Edelstein did note the unsanitary conditions at several hospitals brought about by a lack of resources–basic items such as soap, towels, toilet paper and toilet seats, and sometimes even running water. In the worst circumstances, buckets of water must be hauled from the street.
Traditions live on Nurses in Cuba still wear white uniforms and caps that identify their levels of experience and authority, such as charge nurse or supervisor, even at the psychiatric hospitals, Edelstein said.
There’s no nursing shortage in Cuba, where the system of education for health professionals is excellent and free. A two-tier program for nurses who follow a three- or five-year course of study is available, but there is no transition between the two, Edelstein said.
Those who complete the three-year program and want to advance to the next level must start over again, for a total of eight years. That’s not much different, she said, than in the United States in the early ’70s, which was why Edelstein pursued a baccalaureate degree in psychology rather than nursing.
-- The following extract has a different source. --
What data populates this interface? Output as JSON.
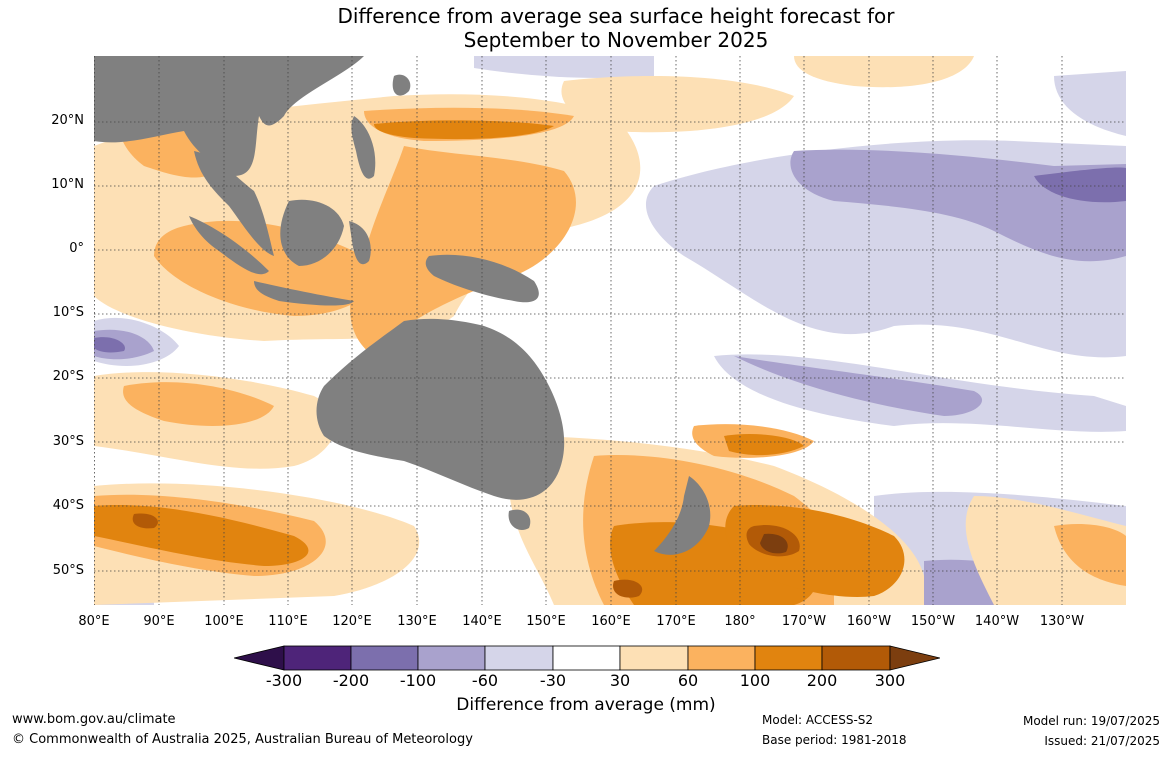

Prisca Esther Miranda Hernandez, RN, head of nursing in the senior unit at Miguel Enriques Hospital in Havana, where she has worked for 38 years, continues to take special technical nursing courses to keep her skills up-to-date and supplement the three-year nursing degree she initially completed.
She is one of six nurses and five doctors who work in the outpatient unit that serves mainly mental patients. Like all nurses in Cuba, she earns 300 pesos, about $15 a month.
Physicians earn 525 pesos, or $26 a month. This reflects a recent wage increase for both professions.
“The salary is low, but we arrange our lives and try to buy what we need because much is free, including medical care. What hurts us greatly are the shortages in medical necessities,” Miranda Hernandez said.
Her typical workday is from 8 a.m. to 4:30 p.m. Monday through Saturday, with 15 days of vacation twice a year. The typical retirement age is 55 for women, 60 for men. She’s 69 and still going strong.
“As long as my mind is clear, I’ll continue to work,” she said. “This is my house, my specialty and my commitment to my country.”